Recession Changed Job Market Permanently, Says Career Coach Hallie Crawford, Despite Improving Numbers

Despite Improving Numbers Crawford Warns Job Seekers to Expect “Alice in Wonderland” Landscape

Atlanta, GA, March 29, 2012 --( The March 9 figures released by the Department of Labor (DoL), which indicated a flat (8.3%) rather than falling unemployment rate from the previous month, should be a reminder to job seekers that the fight is far from over, says Certified Career Coach Hallie Crawford. For many months, the nation has been cheering the dropping jobless rate, but Crawford says there will likely be bumps along the way. She also predicts it will be a long time before U.S. companies return to hiring as usual—if they ever do.

“The recession provided an opportunity for companies to restructure not only their payrolls but also their hiring practices,” says Crawford. “Job seekers will find the landscape very different than before.” Crawford likens the past few years to the experience of Alice in Wonderland, where “Alice chased a normal-looking rabbit down a hole, but when she popped out her new world was completely unfamiliar and surreal.”

The same thing is true for job seekers who assume they can soon return to status quo, Crawford notes. “These stats affect the attitude of seekers and their search,” she says. “You can use them to be more optimistic about your search and boost your attitude, but that doesn’t mean you can sit on the couch and wait for an offer. Anyone who is unemployed or underemployed still needs to be as aggressive as possible.”

Crawford offers the following tips for both unemployed and employed workers in the new economy:

Consider how you are using the facts you are hearing.
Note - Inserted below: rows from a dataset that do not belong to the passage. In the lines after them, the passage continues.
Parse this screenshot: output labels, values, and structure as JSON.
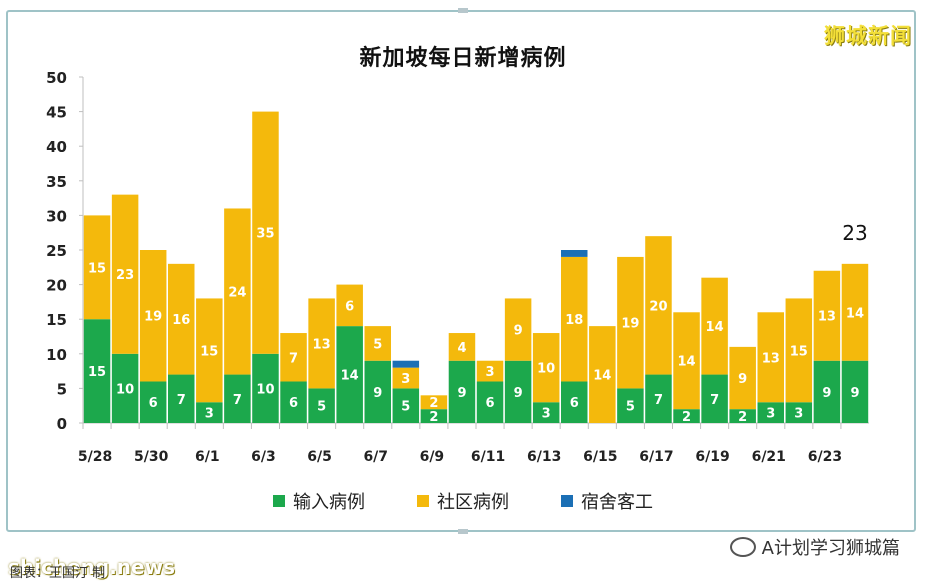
{
  "watermark_top": "狮城新闻",
  "footer": {
    "site": "shicheng.news",
    "caption": "图表：王国汀 制",
    "account": "A计划学习狮城篇"
  },
  "colors": {
    "imported": "#1ca84c",
    "community": "#f4b90c",
    "dormitory": "#1b6fb5",
    "frame": "#9fc3c7",
    "grid_axis": "#bfbfbf"
  },
  "chart_data": {
    "type": "bar",
    "stacked": true,
    "title": "新加坡每日新增病例",
    "ylim": [
      0,
      50
    ],
    "yticks": [
      0,
      5,
      10,
      15,
      20,
      25,
      30,
      35,
      40,
      45,
      50
    ],
    "grid": false,
    "legend_position": "bottom",
    "categories": [
      "5/28",
      "5/29",
      "5/30",
      "5/31",
      "6/1",
      "6/2",
      "6/3",
      "6/4",
      "6/5",
      "6/6",
      "6/7",
      "6/8",
      "6/9",
      "6/10",
      "6/11",
      "6/12",
      "6/13",
      "6/14",
      "6/15",
      "6/16",
      "6/17",
      "6/18",
      "6/19",
      "6/20",
      "6/21",
      "6/22",
      "6/23",
      "6/24"
    ],
    "tick_labels": [
      "5/28",
      "",
      "5/30",
      "",
      "6/1",
      "",
      "6/3",
      "",
      "6/5",
      "",
      "6/7",
      "",
      "6/9",
      "",
      "6/11",
      "",
      "6/13",
      "",
      "6/15",
      "",
      "6/17",
      "",
      "6/19",
      "",
      "6/21",
      "",
      "6/23",
      ""
    ],
    "series": [
      {
        "name": "输入病例",
        "color_key": "imported",
        "values": [
          15,
          10,
          6,
          7,
          3,
          7,
          10,
          6,
          5,
          14,
          9,
          5,
          2,
          9,
          6,
          9,
          3,
          6,
          0,
          5,
          7,
          2,
          7,
          2,
          3,
          3,
          9,
          9
        ]
      },
      {
        "name": "社区病例",
        "color_key": "community",
        "values": [
          15,
          23,
          19,
          16,
          15,
          24,
          35,
          7,
          13,
          6,
          5,
          3,
          2,
          4,
          3,
          9,
          10,
          18,
          14,
          19,
          20,
          14,
          14,
          9,
          13,
          15,
          13,
          14
        ]
      },
      {
        "name": "宿舍客工",
        "color_key": "dormitory",
        "values": [
          0,
          0,
          0,
          0,
          0,
          0,
          0,
          0,
          0,
          0,
          0,
          1,
          0,
          0,
          0,
          0,
          0,
          1,
          0,
          0,
          0,
          0,
          0,
          0,
          0,
          0,
          0,
          0
        ]
      }
    ],
    "annotations": [
      {
        "category": "6/24",
        "text": "23"
      }
    ]
  }
}
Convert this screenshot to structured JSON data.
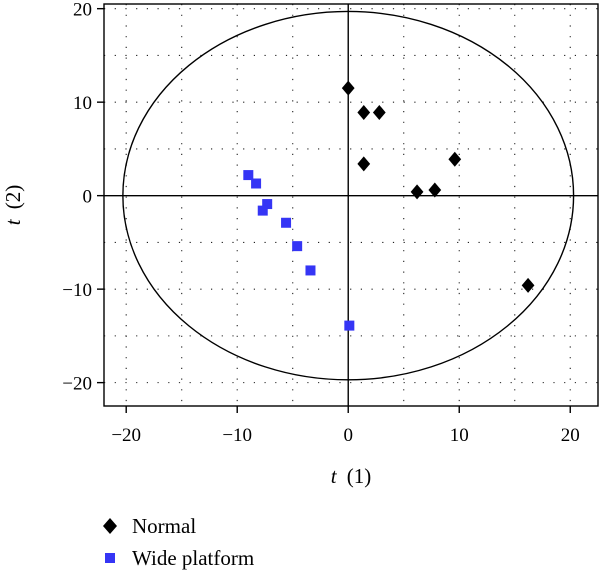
{
  "chart_data": {
    "type": "scatter",
    "title": "",
    "xlabel_var": "t",
    "xlabel_idx": "(1)",
    "ylabel_var": "t",
    "ylabel_idx": "(2)",
    "xlim": [
      -22,
      22.5
    ],
    "ylim": [
      -22.5,
      20.5
    ],
    "xticks": [
      -20,
      -10,
      0,
      10,
      20
    ],
    "yticks": [
      -20,
      -10,
      0,
      10,
      20
    ],
    "xtick_labels": [
      "−20",
      "−10",
      "0",
      "10",
      "20"
    ],
    "ytick_labels": [
      "−20",
      "−10",
      "0",
      "10",
      "20"
    ],
    "grid": true,
    "ellipse": {
      "center": [
        0,
        0
      ],
      "rx": 20.3,
      "ry": 19.7
    },
    "legend_position": "bottom-left",
    "series": [
      {
        "name": "Normal",
        "marker": "diamond",
        "color": "#000000",
        "points": [
          [
            0,
            11.5
          ],
          [
            1.4,
            8.9
          ],
          [
            2.8,
            8.9
          ],
          [
            1.4,
            3.4
          ],
          [
            6.2,
            0.4
          ],
          [
            7.8,
            0.6
          ],
          [
            9.6,
            3.9
          ],
          [
            16.2,
            -9.6
          ]
        ]
      },
      {
        "name": "Wide platform",
        "marker": "square",
        "color": "#3535f5",
        "points": [
          [
            -9.0,
            2.2
          ],
          [
            -8.3,
            1.3
          ],
          [
            -7.3,
            -0.9
          ],
          [
            -7.7,
            -1.6
          ],
          [
            -5.6,
            -2.9
          ],
          [
            -4.6,
            -5.4
          ],
          [
            -3.4,
            -8.0
          ],
          [
            0.1,
            -13.9
          ]
        ]
      }
    ]
  }
}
Channel them into a motivator, not a disincentive.

With more jobs available, now is the time to boost not only your search efforts but also the quality of the interviews you give and the image you present.

If you are currently employed, be extra diligent now to position yourself as a valuable team member—and one who deserves a raise or advancement.

“Anyone who thinks the job market will become less demanding is fooling themselves,” says Crawford. “Employers have learned they can survive and even thrive with fewer workers. They won’t be in a hurry to add positions.” Furthermore, she adds, “Once companies shake the ‘hold until further notice’ mentality and start hiring, they may be looking for ‘new blood.’ That can mean filling plum positions with new hires and skipping over or even dismissing seasoned but less-than-motivated employees. Nothing is off the table at this point.”